= Balanced matrix =

In mathematics, a balanced matrix is a matrix in which every entry is either zero or one that does not contain any square submatrix of odd order having all row sums and all column sums equal to 2.

Balanced matrices are studied in linear programming. The importance of balanced matrices comes from the fact that the solution to a linear programming problem is integral if its matrix of coefficients is balanced and its right hand side or its objective vector is an all-one vector. In particular, if one searches for an integral solution to a linear program of this kind, it is not necessary to explicitly solve an integer linear program, but it suffices to find an optimal vertex solution of the linear program itself.

As an example, the following matrix is a balanced matrix:
 $$\begin{bmatrix}
1 & 1 & 1 & 1\\
1 & 1 & 0 & 0\\
1 & 0 & 1 & 0\\
1 & 0 & 0 & 1\\
\end{bmatrix}$$

== Characterization by forbidden submatrices ==
Equivalent to the definition, a matrix in which every entry is either zero or one (a 0–1 matrix) is balanced if and only if it does not contain a submatrix that is the incidence matrix of any odd cycle (a cycle graph of odd order).

Therefore, the only three-by-three 0–1 matrix that is not balanced is (up to permutation of the rows and columns) the following incidence matrix of a cycle graph of order 3:
 $$C_3=\begin{bmatrix}
1 & 0 & 1\\
1 & 1 & 0\\
0 & 1 & 1\\
\end{bmatrix}$$

The following matrix is the incidence matrix of a cycle graph of order 5:
 $$C_5=\begin{bmatrix}
1 & 0 & 0 & 0 & 1\\
1 & 1 & 0 & 0 & 0\\
0 & 1 & 1 & 0 & 0\\
0 & 0 & 1 & 1 & 0\\
0 & 0 & 0 & 1 & 1\\
\end{bmatrix}$$
The above characterization implies that any matrix containing $C_3$ or $C_5$ (or the incidence matrix of any other odd cycle) as a submatrix, is not balanced.

== Connection to other matrix classes ==

Every balanced matrix is a perfect matrix.

More restricting than the notion of balanced matrices is the notion of totally balanced matrices. A 0–1 matrix is called totally balanced if it does not contain a square submatrix having no repeated columns and all row sums and all column sums equal to 2. Equivalently, a matrix is totally balanced if and only if it does not contain a submatrix that is the incidence matrix of any cycle (no matter if of odd or even order). This characterization immediately implies that any totally balanced matrix is balanced.

Moreover, any 0–1 matrix that is totally unimodular is also balanced. The following matrix is a balanced matrix as it does not contain any submatrix that is the incidence matrix of an odd cycle:
 $$\begin{bmatrix}
1 & 1 & 1 & 1\\
1 & 1 & 0 & 0\\
1 & 0 & 1 & 0\\
1 & 0 & 0 & 1\\
\end{bmatrix}$$
Since this matrix is not totally unimodular (its determinant is −2), 0–1 totally unimodular matrices are a proper subset of balanced matrices.

For example, balanced matrices arise as the coefficient matrix in special cases of the set partitioning problem.

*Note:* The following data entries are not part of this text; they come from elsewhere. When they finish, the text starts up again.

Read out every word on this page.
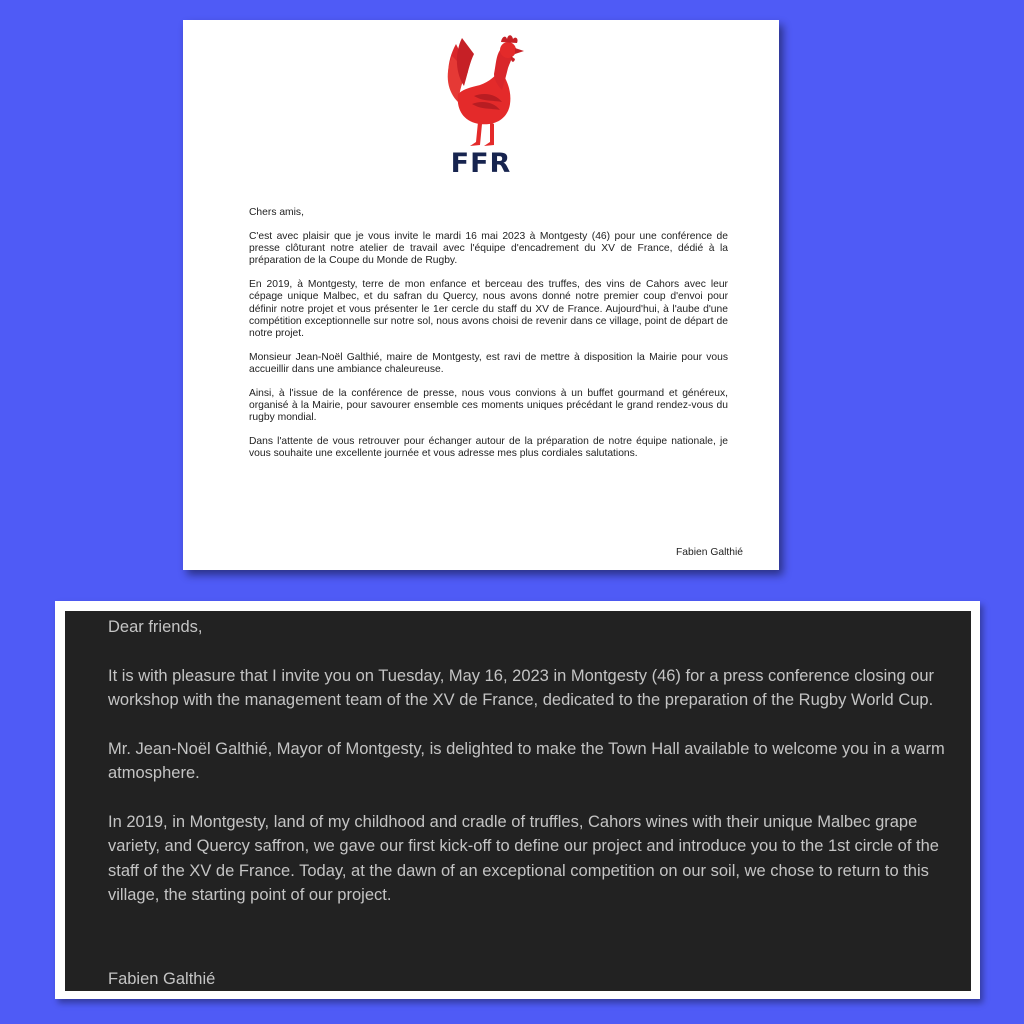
FFR

Chers amis,

C'est avec plaisir que je vous invite le mardi 16 mai 2023 à Montgesty (46) pour une conférence de presse clôturant notre atelier de travail avec l'équipe d'encadrement du XV de France, dédié à la préparation de la Coupe du Monde de Rugby.

En 2019, à Montgesty, terre de mon enfance et berceau des truffes, des vins de Cahors avec leur cépage unique Malbec, et du safran du Quercy, nous avons donné notre premier coup d'envoi pour définir notre projet et vous présenter le 1er cercle du staff du XV de France. Aujourd'hui, à l'aube d'une compétition exceptionnelle sur notre sol, nous avons choisi de revenir dans ce village, point de départ de notre projet.

Monsieur Jean-Noël Galthié, maire de Montgesty, est ravi de mettre à disposition la Mairie pour vous accueillir dans une ambiance chaleureuse.

Ainsi, à l'issue de la conférence de presse, nous vous convions à un buffet gourmand et généreux, organisé à la Mairie, pour savourer ensemble ces moments uniques précédant le grand rendez-vous du rugby mondial.

Dans l'attente de vous retrouver pour échanger autour de la préparation de notre équipe nationale, je vous souhaite une excellente journée et vous adresse mes plus cordiales salutations.

Fabien Galthié

Dear friends,

It is with pleasure that I invite you on Tuesday, May 16, 2023 in Montgesty (46) for a press conference closing our workshop with the management team of the XV de France, dedicated to the preparation of the Rugby World Cup.

Mr. Jean-Noël Galthié, Mayor of Montgesty, is delighted to make the Town Hall available to welcome you in a warm atmosphere.

In 2019, in Montgesty, land of my childhood and cradle of truffles, Cahors wines with their unique Malbec grape variety, and Quercy saffron, we gave our first kick-off to define our project and introduce you to the 1st circle of the staff of the XV de France. Today, at the dawn of an exceptional competition on our soil, we chose to return to this village, the starting point of our project.

Fabien Galthié
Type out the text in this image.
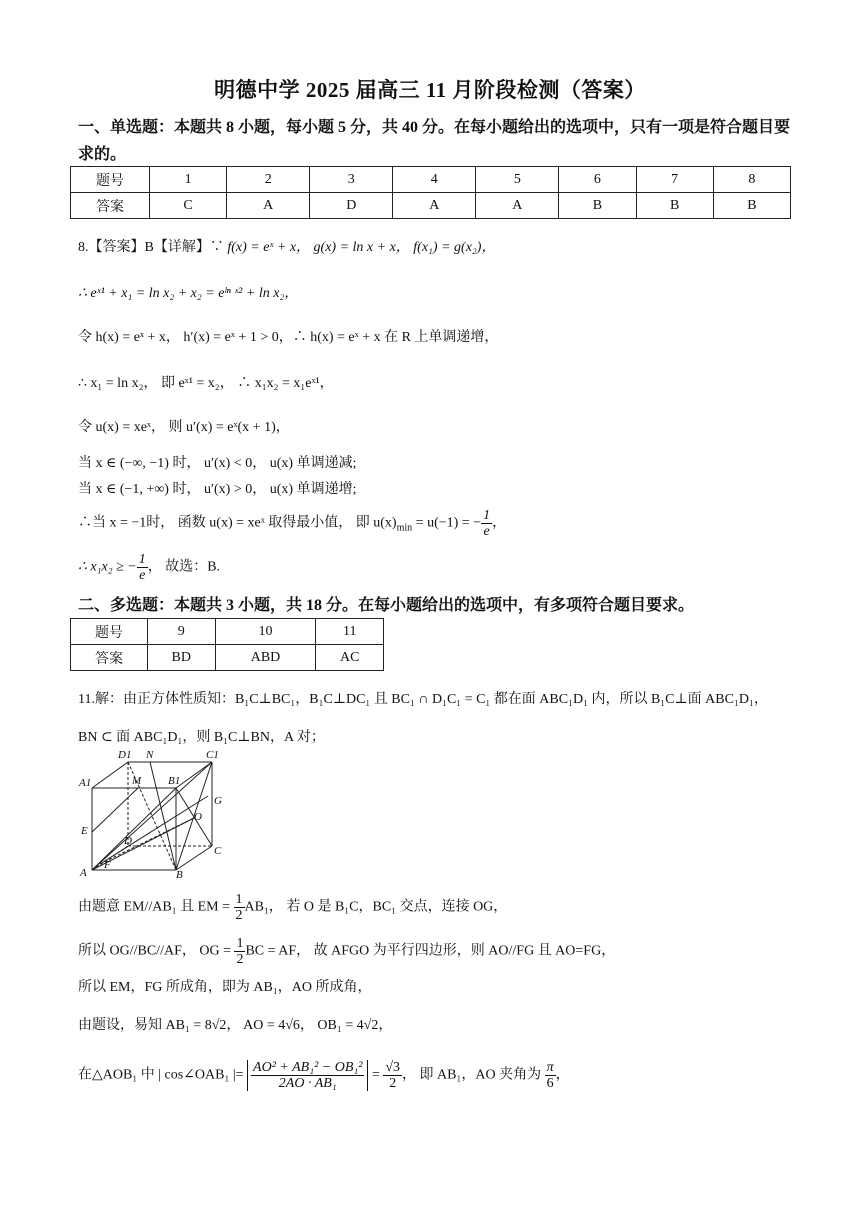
明德中学 2025 届高三 11 月阶段检测（答案）
一、单选题：本题共 8 小题，每小题 5 分，共 40 分。在每小题给出的选项中，只有一项是符合题目要求的。
题号	1	2	3	4	5	6	7	8
答案	C	A	D	A	A	B	B	B
8.【答案】B【详解】∵ f(x) = eˣ + x， g(x) = ln x + x， f(x₁) = g(x₂)，
∴ eˣ¹ + x₁ = ln x₂ + x₂ = eˡⁿ ˣ² + ln x₂，
令 h(x) = eˣ + x， h′(x) = eˣ + 1 > 0，∴ h(x) = eˣ + x 在 R 上单调递增，
∴ x₁ = ln x₂， 即 eˣ¹ = x₂， ∴ x₁x₂ = x₁eˣ¹，
令 u(x) = xeˣ， 则 u′(x) = eˣ(x + 1)，
当 x ∈ (−∞, −1) 时， u′(x) < 0， u(x) 单调递减;
当 x ∈ (−1, +∞) 时， u′(x) > 0， u(x) 单调递增;
∴当 x = −1时， 函数 u(x) = xeˣ 取得最小值， 即 $u(x)_{min} = u(-1)$ = − $\frac{1}{e}$ ，
∴ x₁x₂ ≥ − $\frac{1}{e}$ ， 故选：B.
二、多选题：本题共 3 小题，共 18 分。在每小题给出的选项中，有多项符合题目要求。
题号	9	10	11
答案	BD	ABD	AC
11.解：由正方体性质知：B₁C⊥BC₁，B₁C⊥DC₁ 且 BC₁ ∩ D₁C₁ = C₁ 都在面 ABC₁D₁ 内，所以 B₁C⊥面 ABC₁D₁，
BN ⊂ 面 ABC₁D₁，则 B₁C⊥BN，A 对；
D1 N	C1
A1	M B1
G
E
O
D
C
A
F
B
由题意 EM//AB₁ 且 EM = $\frac{1}{2} AB_1$， 若 O 是 B₁C，BC₁ 交点，连接 OG，
所以 OG//BC//AF， OG = $\frac{1}{2}$ BC = AF， 故 AFGO 为平行四边形，则 AO//FG 且 AO=FG，
所以 EM，FG 所成角，即为 AB₁，AO 所成角，
由题设，易知 AB₁ = 8√2， AO = 4√6， OB₁ = 4√2，
在△AOB₁ 中 | cos∠OAB₁ |= $\frac{\text{AO² + AB₁² − OB₁²}}{\text{2AO · AB₁}} = \frac{√3}{2}$ ， 即 AB₁，AO 夹角为 $\frac{\pi}{6}$ ，
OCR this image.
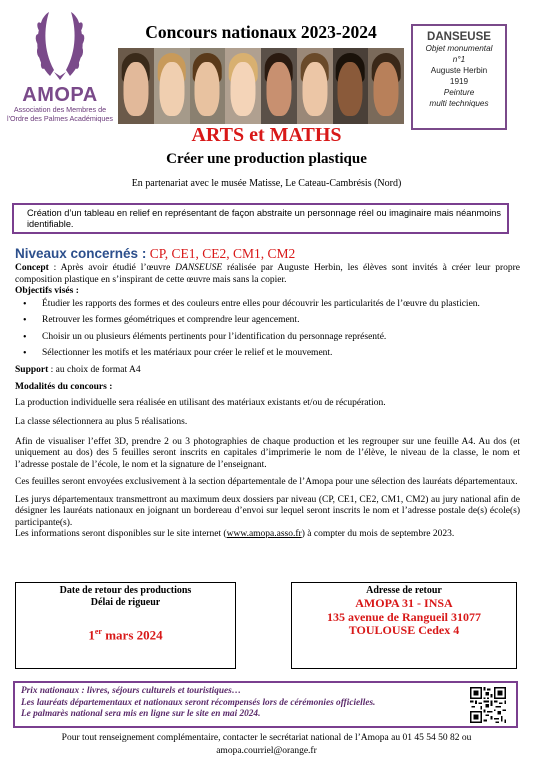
AMOPA
Association des Membres de
l'Ordre des Palmes Académiques
Concours nationaux 2023-2024	DANSEUSE
Objet monumental
n°1
Auguste Herbin
1919
Peinture
multi techniques
ARTS et MATHS
Créer une production plastique
En partenariat avec le musée Matisse, Le Cateau-Cambrésis (Nord)
Création d’un tableau en relief en représentant de façon abstraite un personnage réel ou imaginaire mais néanmoins identifiable.
Niveaux concernés : CP, CE1, CE2, CM1, CM2
Concept : Après avoir étudié l’œuvre DANSEUSE réalisée par Auguste Herbin, les élèves sont invités à créer leur propre composition plastique en s’inspirant de cette œuvre mais sans la copier.
Objectifs visés :
• Étudier les rapports des formes et des couleurs entre elles pour découvrir les particularités de l’œuvre du plasticien.
• Retrouver les formes géométriques et comprendre leur agencement.
• Choisir un ou plusieurs éléments pertinents pour l’identification du personnage représenté.
• Sélectionner les motifs et les matériaux pour créer le relief et le mouvement.
Support : au choix de format A4
Modalités du concours :
La production individuelle sera réalisée en utilisant des matériaux existants et/ou de récupération.
La classe sélectionnera au plus 5 réalisations.
Afin de visualiser l’effet 3D, prendre 2 ou 3 photographies de chaque production et les regrouper sur une feuille A4. Au dos (et uniquement au dos) des 5 feuilles seront inscrits en capitales d’imprimerie le nom de l’élève, le niveau de la classe, le nom et l’adresse postale de l’école, le nom et la signature de l’enseignant.
Ces feuilles seront envoyées exclusivement à la section départementale de l’Amopa pour une sélection des lauréats départementaux.
Les jurys départementaux transmettront au maximum deux dossiers par niveau (CP, CE1, CE2, CM1, CM2) au jury national afin de désigner les lauréats nationaux en joignant un bordereau d’envoi sur lequel seront inscrits le nom et l’adresse postale de(s) école(s) participante(s).
Les informations seront disponibles sur le site internet (www.amopa.asso.fr) à compter du mois de septembre 2023.
Date de retour des productions
Délai de rigueur
1er mars 2024
Adresse de retour
AMOPA 31 - INSA
135 avenue de Rangueil 31077
TOULOUSE Cedex 4
Prix nationaux : livres, séjours culturels et touristiques…
Les lauréats départementaux et nationaux seront récompensés lors de cérémonies officielles.
Le palmarès national sera mis en ligne sur le site en mai 2024.
Pour tout renseignement complémentaire, contacter le secrétariat national de l’Amopa au 01 45 54 50 82 ou
amopa.courriel@orange.fr
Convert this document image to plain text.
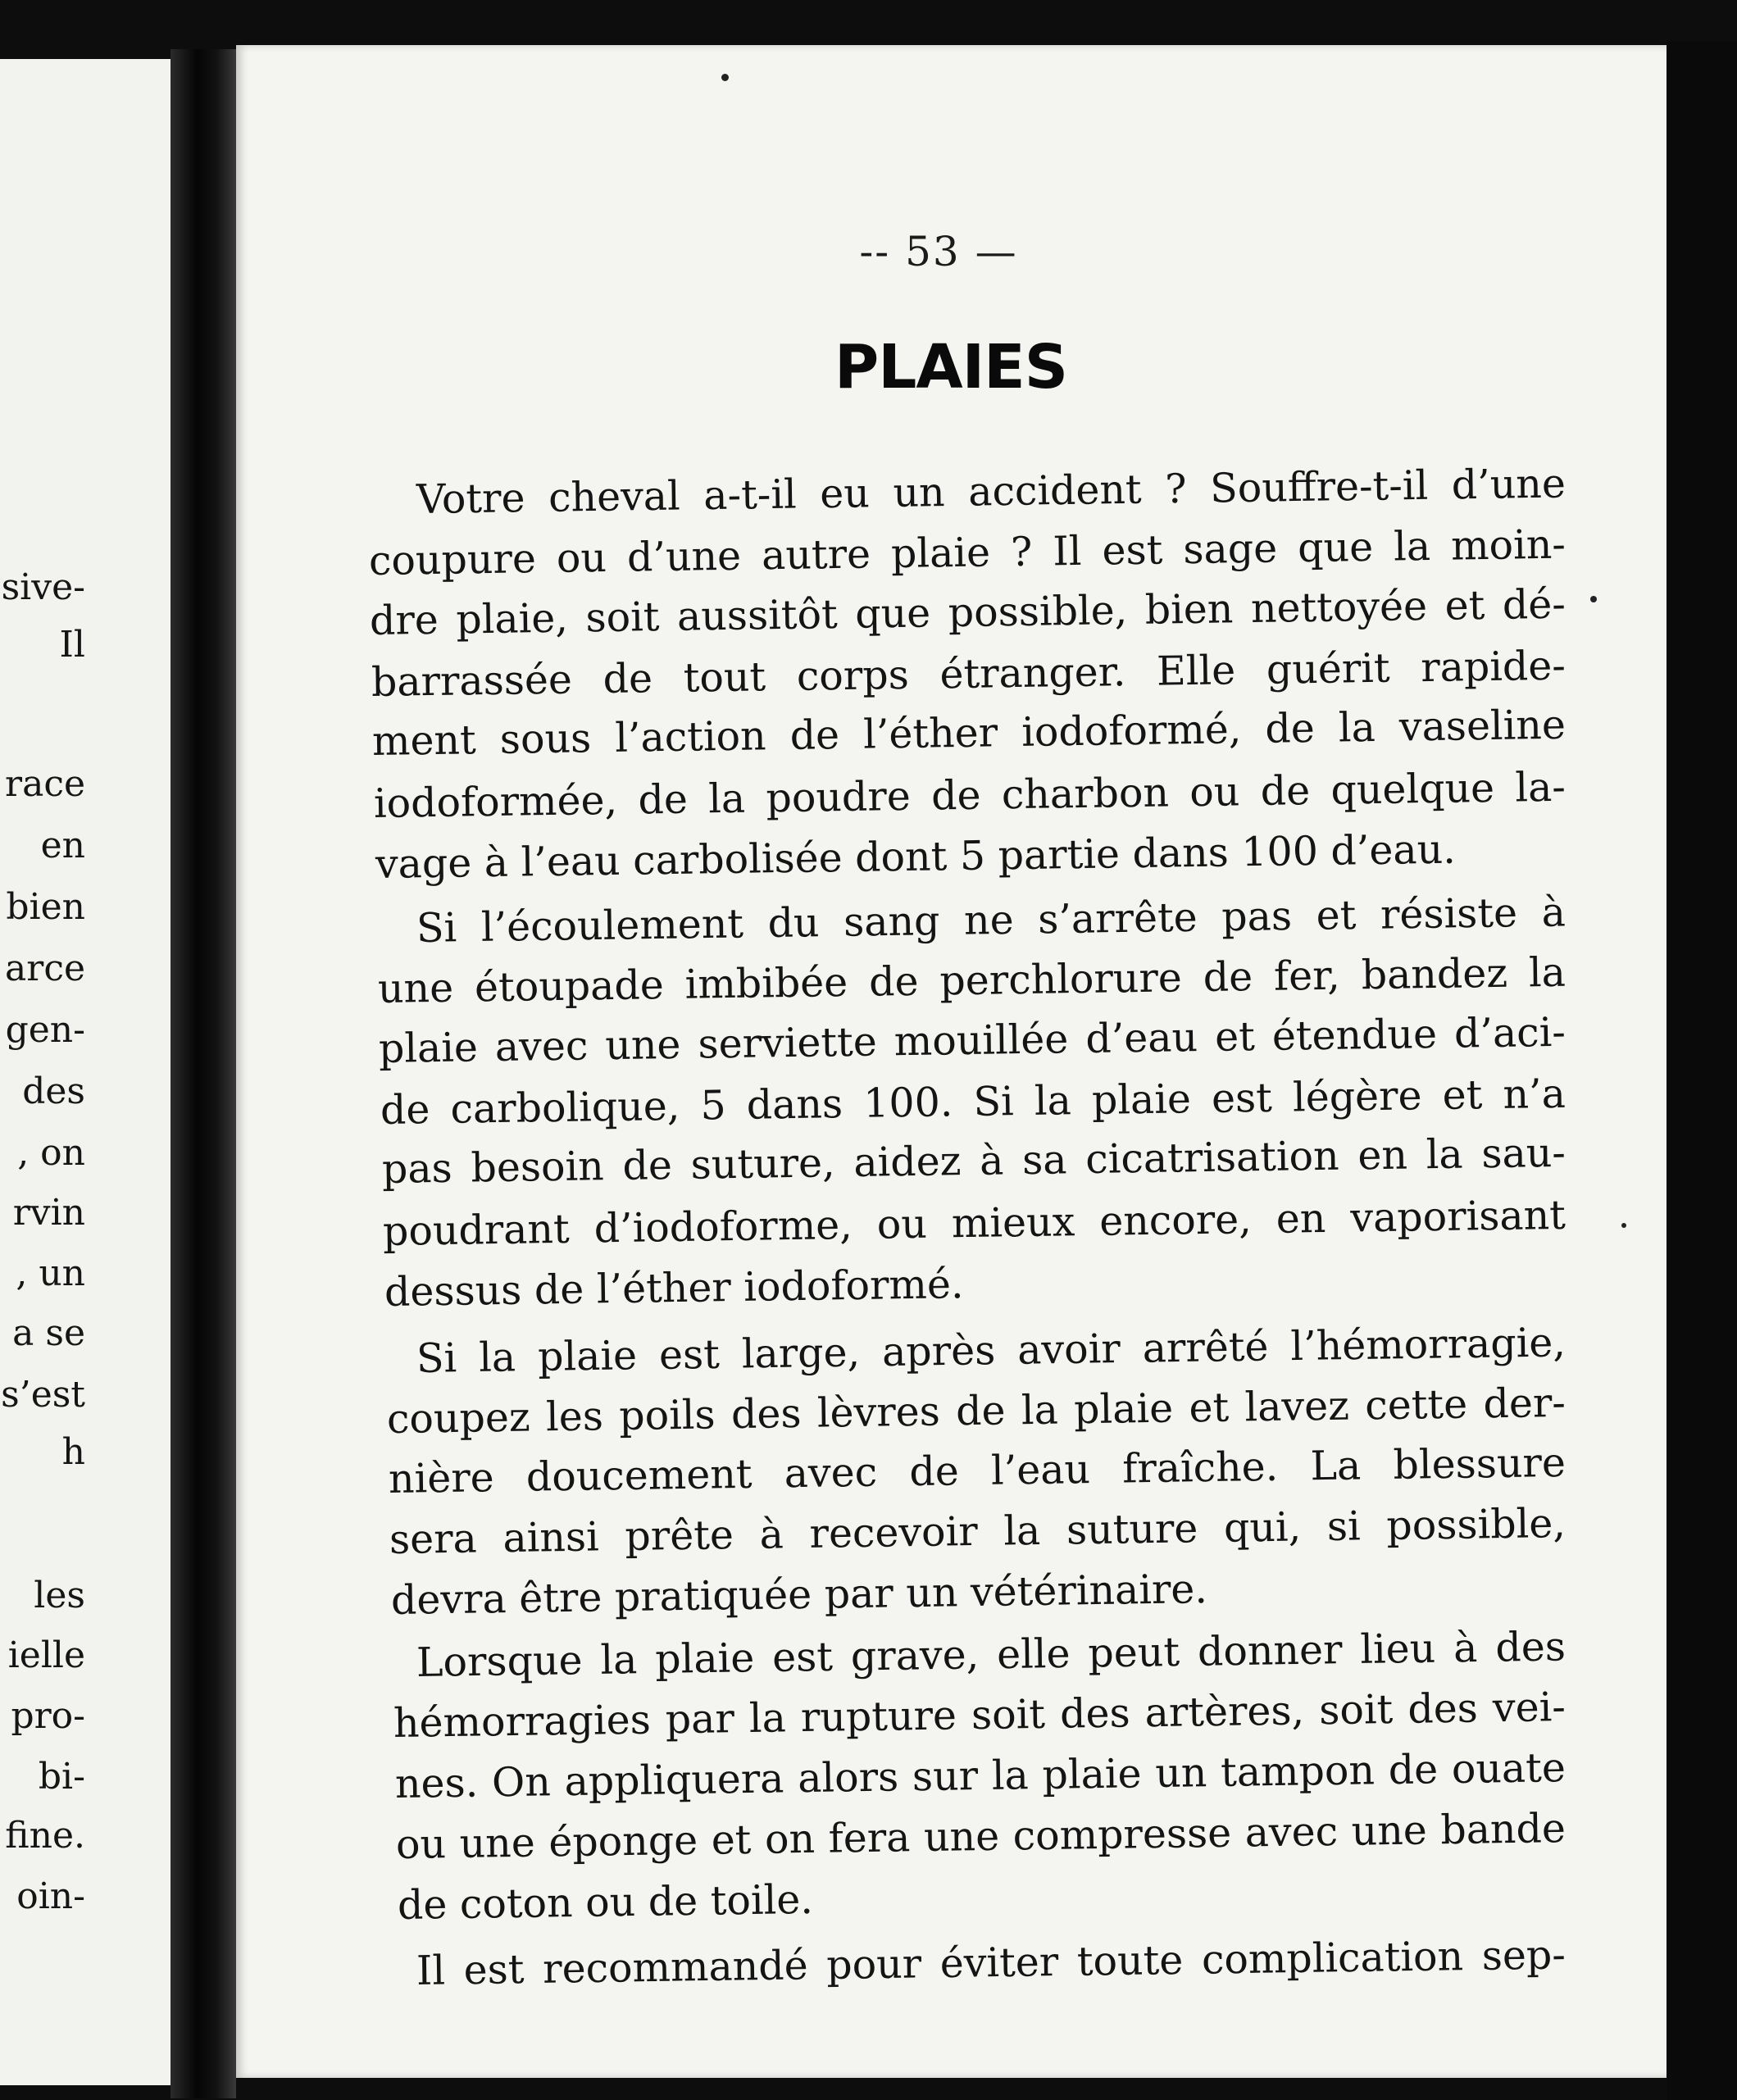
sive-
Il
race
en
bien
arce
gen-
des
, on
rvin
, un
a se
s’est
h
les
ielle
pro-
bi-
fine.
oin-
-- 53 —
PLAIES
Votre cheval a-t-il eu un accident ? Souffre-t-il d’une
coupure ou d’une autre plaie ? Il est sage que la moin-
dre plaie, soit aussitôt que possible, bien nettoyée et dé-
barrassée de tout corps étranger. Elle guérit rapide-
ment sous l’action de l’éther iodoformé, de la vaseline
iodoformée, de la poudre de charbon ou de quelque la-
vage à l’eau carbolisée dont 5 partie dans 100 d’eau.
Si l’écoulement du sang ne s’arrête pas et résiste à
une étoupade imbibée de perchlorure de fer, bandez la
plaie avec une serviette mouillée d’eau et étendue d’aci-
de carbolique, 5 dans 100. Si la plaie est légère et n’a
pas besoin de suture, aidez à sa cicatrisation en la sau-
poudrant d’iodoforme, ou mieux encore, en vaporisant
dessus de l’éther iodoformé.
Si la plaie est large, après avoir arrêté l’hémorragie,
coupez les poils des lèvres de la plaie et lavez cette der-
nière doucement avec de l’eau fraîche. La blessure
sera ainsi prête à recevoir la suture qui, si possible,
devra être pratiquée par un vétérinaire.
Lorsque la plaie est grave, elle peut donner lieu à des
hémorragies par la rupture soit des artères, soit des vei-
nes. On appliquera alors sur la plaie un tampon de ouate
ou une éponge et on fera une compresse avec une bande
de coton ou de toile.
Il est recommandé pour éviter toute complication sep-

An alternative method of identifying some balanced matrices is through the subsequence count, where the subsequence count SC of any row s of matrix A is
 SC = |{t | [a_{sj} = 1, a_{ij} = 0 for s < i < t, a_{tj} = 1], j = 1, ..., n}|
If a 0–1 matrix A has SC(s) ≤ 1 for all rows s = 1, ..., m, then A has a unique subsequence, is totally unimodular and therefore also balanced. Note that this condition is sufficient but not necessary for A to be balanced. In other words, the 0–1 matrices with SC(s) ≤ 1 for all rows s = 1, ..., m are a proper subset of the set of balanced matrices.

As a more general notion, a matrix where every entry is either 0, 1 or −1 is called balanced if in every submatrix with two nonzero entries per row and column, the sum of the entries is a multiple of 4.